November 06, 2024
Column

Nuclear power is coming back

Americans will be using more nuclear power in the future than in the recent past for a variety of reasons that become more obvious – and more pressing – every day.

This nation cannot go on squandering its limited natural gas supplies on unlimited burning of gas for electricity production when nuclear power is so much more economical. Nor can Americans afford to burn more and more coal when nuclear power plants are much cleaner and emit no global warming gases.

Nor can we deface our seashores and countryside with huge wind turbines on a massive scale, and continue to kill birds with their blades, when nuclear plants demand much less space and are much more reliable.

So we are going to build more nuclear power plants, and there is no reason on earth why this should not begin soon. Nuclear plants produce “baseload” electricity, the power that’s always available, around the clock, to keep the traffic lights on and household appliances going.

That’s beyond the ability of solar and wind power, which are available only when the sun is in the right place and the wind is at the right velocity. The only real alternatives for baseload power are coal and natural gas – but they are also major sources of carbon dioxide, the principal greenhouse gas linked to global warming. Just as they’re producing power, a large share of the electricity Americans use, they’re also loading the atmosphere with enormous amounts of carbon dioxide – which is heating up the environment and causing changes in the climate.

The Energy Information Administration, a branch of the Department of Energy, expects the nation’s demand for electricity to grow 40 percent by 2020. Nuclear power currently accounts for 20 percent of all the electricity produced in the United States, compared with 52 percent for coal and 18 percent for natural gas. If we hope to have the additional electricity and even maintain the percentage of power we are now receiving from emission-free sources, more nuclear plants will be essential. But if we want to improve the percentage of clean power, it will take a lot more nuclear capacity.

Efforts to ramp up nuclear power are under way. Three groups of electric companies are considering sites for new reactors in at least six states – Virginia, Mississippi, Illinois, South Carolina, Florida and Georgia.

A new reactor licensing process is being tested to make sure it works efficiently, because energy businesses can’t stand a repeat of the long delays in nuclear plant construction that were experienced in the 1970s and ’80s. And the Nuclear Regulatory Commission has certified four designs for new nuclear plants that will make them even safer and more economical than plants now in operation.

The goal is to bring into commercial service nuclear plants with standardized designs that can be built in five years or less. Some of the designs use gravity rather than operator-run pumps that, if needed, can shut the reactor down automatically and pour in cooling water. With such a passive approach to safety, these plants will require fewer valves, pumps and pipes than do today’s nuclear plants, making them easier to build and maintain.
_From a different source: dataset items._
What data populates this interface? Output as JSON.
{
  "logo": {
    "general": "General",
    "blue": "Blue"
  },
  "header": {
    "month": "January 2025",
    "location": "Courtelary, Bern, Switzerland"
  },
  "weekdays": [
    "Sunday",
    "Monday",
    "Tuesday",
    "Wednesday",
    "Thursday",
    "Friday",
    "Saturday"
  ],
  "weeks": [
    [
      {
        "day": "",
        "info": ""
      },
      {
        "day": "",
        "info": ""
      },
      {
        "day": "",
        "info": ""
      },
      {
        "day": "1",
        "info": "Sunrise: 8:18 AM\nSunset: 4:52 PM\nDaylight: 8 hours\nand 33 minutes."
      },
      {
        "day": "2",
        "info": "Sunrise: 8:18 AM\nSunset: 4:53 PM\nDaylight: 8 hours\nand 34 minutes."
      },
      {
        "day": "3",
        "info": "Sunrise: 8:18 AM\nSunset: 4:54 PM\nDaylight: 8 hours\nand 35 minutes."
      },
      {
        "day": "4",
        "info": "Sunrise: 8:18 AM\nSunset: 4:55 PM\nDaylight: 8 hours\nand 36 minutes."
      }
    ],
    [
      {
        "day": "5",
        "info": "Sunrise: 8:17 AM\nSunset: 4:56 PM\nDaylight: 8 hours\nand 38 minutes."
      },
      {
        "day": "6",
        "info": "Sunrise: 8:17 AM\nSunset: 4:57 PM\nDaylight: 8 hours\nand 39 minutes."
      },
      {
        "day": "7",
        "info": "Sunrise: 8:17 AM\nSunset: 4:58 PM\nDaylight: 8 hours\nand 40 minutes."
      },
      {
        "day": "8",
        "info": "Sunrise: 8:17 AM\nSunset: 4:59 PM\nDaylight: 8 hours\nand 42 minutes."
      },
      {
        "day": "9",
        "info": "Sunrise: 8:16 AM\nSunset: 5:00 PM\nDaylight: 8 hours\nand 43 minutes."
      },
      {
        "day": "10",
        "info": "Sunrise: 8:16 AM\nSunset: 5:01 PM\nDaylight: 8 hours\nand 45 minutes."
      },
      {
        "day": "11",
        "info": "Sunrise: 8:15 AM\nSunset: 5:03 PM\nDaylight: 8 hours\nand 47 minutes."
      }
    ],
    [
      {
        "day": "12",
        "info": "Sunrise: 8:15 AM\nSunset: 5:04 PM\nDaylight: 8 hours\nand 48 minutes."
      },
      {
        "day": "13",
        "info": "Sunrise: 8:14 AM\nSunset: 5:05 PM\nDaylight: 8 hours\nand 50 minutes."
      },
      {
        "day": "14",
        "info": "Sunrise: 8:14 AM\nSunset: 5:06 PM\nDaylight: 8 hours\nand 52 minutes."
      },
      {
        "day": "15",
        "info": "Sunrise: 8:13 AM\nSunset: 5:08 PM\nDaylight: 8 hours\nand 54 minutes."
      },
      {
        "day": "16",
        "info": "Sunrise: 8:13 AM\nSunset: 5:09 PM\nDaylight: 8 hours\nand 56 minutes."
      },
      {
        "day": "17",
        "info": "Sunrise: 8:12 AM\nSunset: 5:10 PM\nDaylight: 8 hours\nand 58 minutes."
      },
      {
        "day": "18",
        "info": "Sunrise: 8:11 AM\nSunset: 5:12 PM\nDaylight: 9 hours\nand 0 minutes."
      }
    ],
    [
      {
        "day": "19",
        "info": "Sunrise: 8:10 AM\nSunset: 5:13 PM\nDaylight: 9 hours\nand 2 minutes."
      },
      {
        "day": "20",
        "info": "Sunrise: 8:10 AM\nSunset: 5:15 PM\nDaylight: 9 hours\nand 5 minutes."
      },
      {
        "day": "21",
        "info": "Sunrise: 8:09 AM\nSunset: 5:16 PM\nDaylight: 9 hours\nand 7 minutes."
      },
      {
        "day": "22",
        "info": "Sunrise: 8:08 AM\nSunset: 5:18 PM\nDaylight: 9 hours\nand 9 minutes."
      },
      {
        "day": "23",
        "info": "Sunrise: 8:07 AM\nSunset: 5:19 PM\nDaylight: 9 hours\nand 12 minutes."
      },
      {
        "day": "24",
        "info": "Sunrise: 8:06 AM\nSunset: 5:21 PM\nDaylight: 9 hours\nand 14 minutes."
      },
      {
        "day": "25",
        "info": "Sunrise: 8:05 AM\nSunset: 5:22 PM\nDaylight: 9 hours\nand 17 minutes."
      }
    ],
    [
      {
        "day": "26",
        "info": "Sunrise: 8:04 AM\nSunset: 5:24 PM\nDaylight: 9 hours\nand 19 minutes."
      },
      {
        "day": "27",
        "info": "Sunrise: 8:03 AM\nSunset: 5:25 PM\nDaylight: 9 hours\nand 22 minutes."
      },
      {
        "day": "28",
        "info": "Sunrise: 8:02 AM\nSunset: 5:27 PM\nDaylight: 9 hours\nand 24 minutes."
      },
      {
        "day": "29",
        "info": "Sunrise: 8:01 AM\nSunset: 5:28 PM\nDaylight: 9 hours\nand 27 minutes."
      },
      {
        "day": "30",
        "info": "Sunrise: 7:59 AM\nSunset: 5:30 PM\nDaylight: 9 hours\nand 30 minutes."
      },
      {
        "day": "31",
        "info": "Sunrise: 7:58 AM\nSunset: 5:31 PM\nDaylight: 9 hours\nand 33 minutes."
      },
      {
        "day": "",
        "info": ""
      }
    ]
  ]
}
The remaining challenge is cost. With natural gas prices rising to $7 per thousand cubic feet and coal under increasing environmental pressure, adding to its cost, the economics of nuclear power are getting more favorable. But for these first-of-a-kind technologies and first-in-decades licensing processes, major uncertainties remain.
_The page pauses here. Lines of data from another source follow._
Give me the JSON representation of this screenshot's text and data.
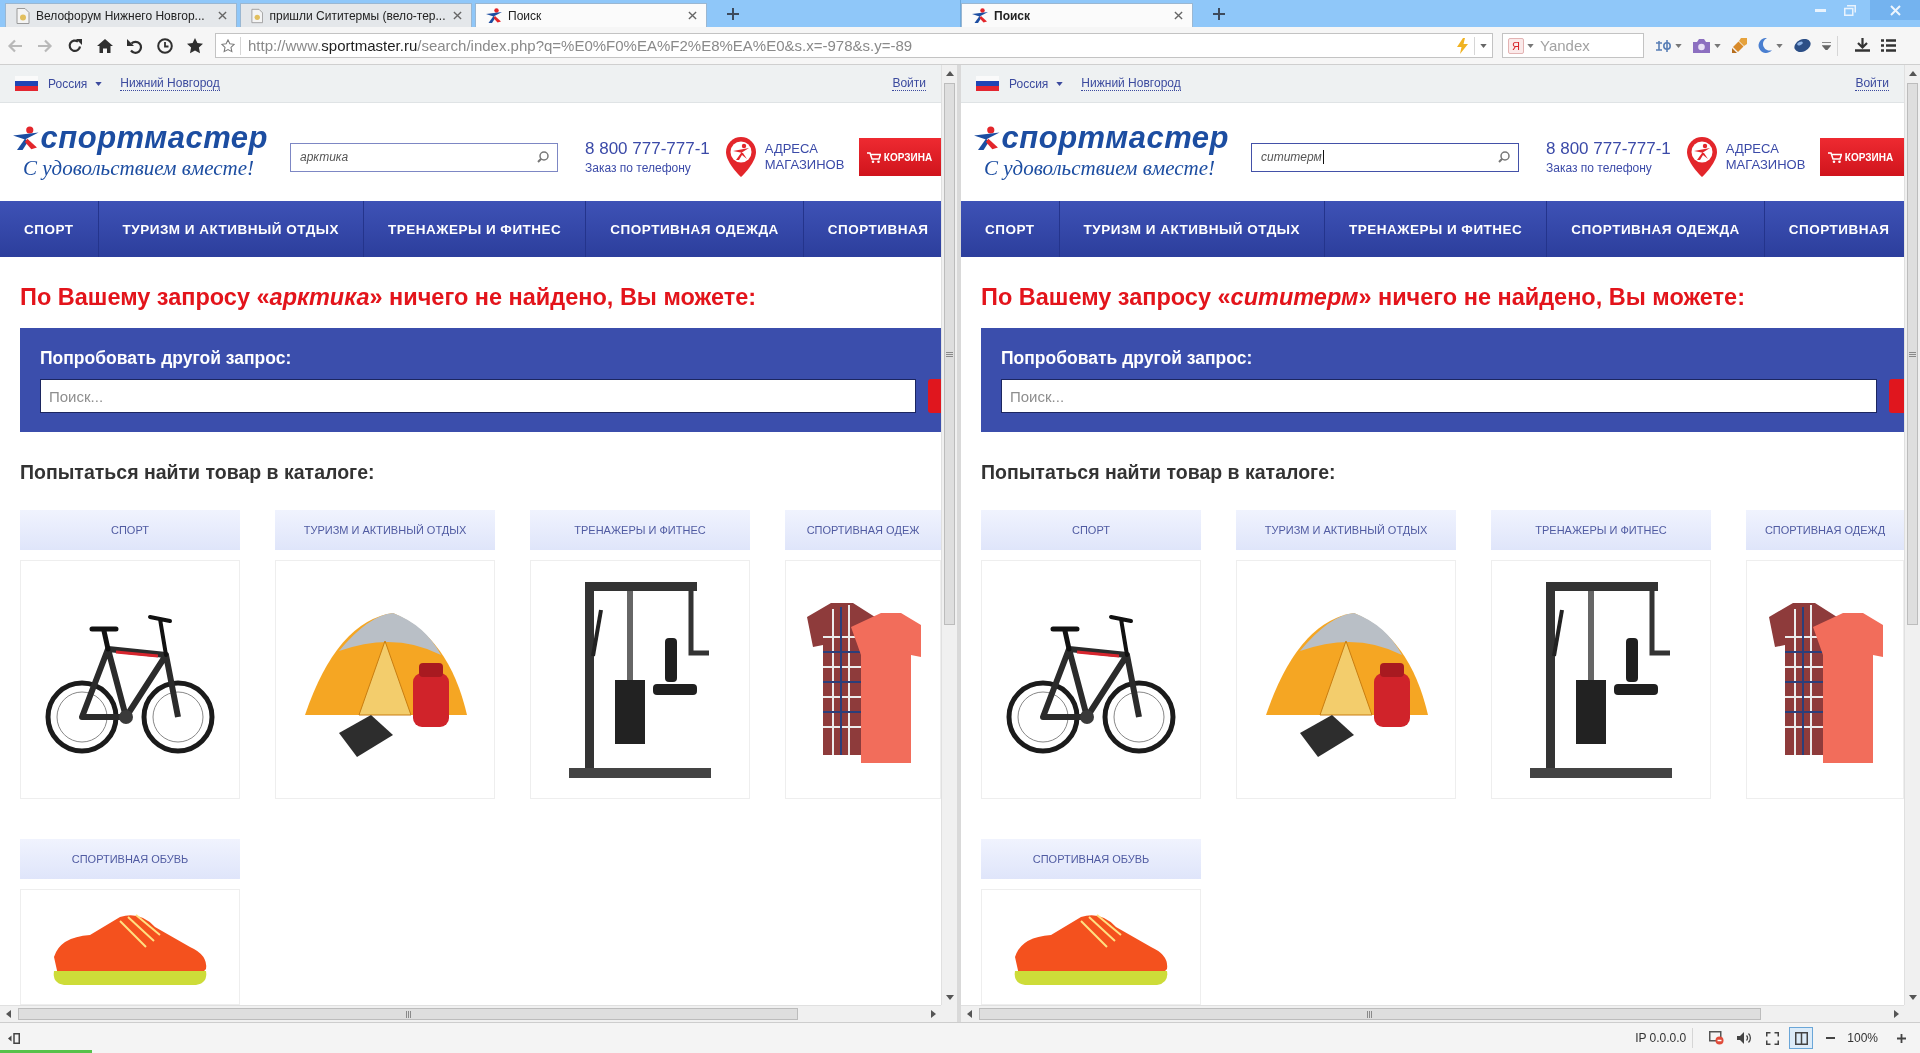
{
  "tab_strips": [
    {
      "active": false,
      "tabs": [
        {
          "title": "Велофорум Нижнего Новгор...",
          "kind": "document",
          "selected": false
        },
        {
          "title": "пришли Сититермы (вело-тер...",
          "kind": "document",
          "selected": false
        },
        {
          "title": "Поиск",
          "kind": "site",
          "selected": true
        }
      ]
    },
    {
      "active": true,
      "tabs": [
        {
          "title": "Поиск",
          "kind": "site",
          "selected": true
        }
      ]
    }
  ],
  "toolbar": {
    "back": {
      "disabled": true
    },
    "forward": {
      "disabled": true
    },
    "url": "http://www.**sportmaster.ru**/search/index.php?q=%E0%F0%EA%F2%E8%EA%E0&s.x=-978&s.y=-89",
    "search_badge": "Я",
    "search_placeholder": "Yandex"
  },
  "panes": [
    {
      "topbar": {
        "country": "Россия",
        "city": "Нижний Новгород",
        "login": "Войти"
      },
      "logo": {
        "name": "спортмастер",
        "slogan": "С удовольствием вместе!"
      },
      "search": {
        "value": "арктика",
        "focused": false
      },
      "phone": {
        "number": "8 800 777-777-1",
        "caption": "Заказ по телефону"
      },
      "stores": "АДРЕСА МАГАЗИНОВ",
      "cart": "КОРЗИНА",
      "nav": [
        "СПОРТ",
        "ТУРИЗМ И АКТИВНЫЙ ОТДЫХ",
        "ТРЕНАЖЕРЫ И ФИТНЕС",
        "СПОРТИВНАЯ ОДЕЖДА",
        "СПОРТИВНАЯ"
      ],
      "message": "По Вашему запросу «*арктика*» ничего не найдено, Вы можете:",
      "retry": {
        "title": "Попробовать другой запрос:",
        "placeholder": "Поиск..."
      },
      "catalog": {
        "title": "Попытаться найти товар в каталоге:",
        "categories": [
          {
            "label": "СПОРТ",
            "kind": "bicycle"
          },
          {
            "label": "ТУРИЗМ И АКТИВНЫЙ ОТДЫХ",
            "kind": "tent"
          },
          {
            "label": "ТРЕНАЖЕРЫ И ФИТНЕС",
            "kind": "gym"
          },
          {
            "label": "СПОРТИВНАЯ ОДЕЖ",
            "kind": "clothes"
          },
          {
            "label": "СПОРТИВНАЯ ОБУВЬ",
            "kind": "sneaker"
          }
        ]
      }
    },
    {
      "topbar": {
        "country": "Россия",
        "city": "Нижний Новгород",
        "login": "Войти"
      },
      "logo": {
        "name": "спортмастер",
        "slogan": "С удовольствием вместе!"
      },
      "search": {
        "value": "сититерм",
        "focused": true
      },
      "phone": {
        "number": "8 800 777-777-1",
        "caption": "Заказ по телефону"
      },
      "stores": "АДРЕСА МАГАЗИНОВ",
      "cart": "КОРЗИНА",
      "nav": [
        "СПОРТ",
        "ТУРИЗМ И АКТИВНЫЙ ОТДЫХ",
        "ТРЕНАЖЕРЫ И ФИТНЕС",
        "СПОРТИВНАЯ ОДЕЖДА",
        "СПОРТИВНАЯ"
      ],
      "message": "По Вашему запросу «*сититерм*» ничего не найдено, Вы можете:",
      "retry": {
        "title": "Попробовать другой запрос:",
        "placeholder": "Поиск..."
      },
      "catalog": {
        "title": "Попытаться найти товар в каталоге:",
        "categories": [
          {
            "label": "СПОРТ",
            "kind": "bicycle"
          },
          {
            "label": "ТУРИЗМ И АКТИВНЫЙ ОТДЫХ",
            "kind": "tent"
          },
          {
            "label": "ТРЕНАЖЕРЫ И ФИТНЕС",
            "kind": "gym"
          },
          {
            "label": "СПОРТИВНАЯ ОДЕЖД",
            "kind": "clothes"
          },
          {
            "label": "СПОРТИВНАЯ ОБУВЬ",
            "kind": "sneaker"
          }
        ]
      }
    }
  ],
  "status_bar": {
    "ip": "IP 0.0.0.0",
    "split_view": true,
    "zoom": "100%"
  }
}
It’s a good thing that many members of Congress now recognize the need for government incentives to encourage the next round of nuclear construction. In fact, the comprehensive energy bill approved by the Senate provides tax credits and risk insurance for the first 6,000 megawatts of nuclear generating capacity. That’s at least three or four new plants. The idea is that any nuclear plants built after that would be highly competitive with coal and natural gas plants and would likely be the cheapest power source of the three.

Somehow Americans need to understand how fortunate we are to have nuclear power available – how clean, safe and reliable, as well as efficient, it is. For they will never guess it from the negative media coverage nuclear power has received in recent years and the long hiatus in orders for U.S. nuclear plants. And unless they know, they can hardly be expected to press for a new generation of nuclear power plants as an essential part of a sane and balanced energy system that will benefit our air quality and the national economy.

Nuclear power is coming back. Pass it along.

Donald A. Grant, Ph.D., P.E., is R. C. Hill Professor and chair of the Mechanical Engineering Department at the University of Maine.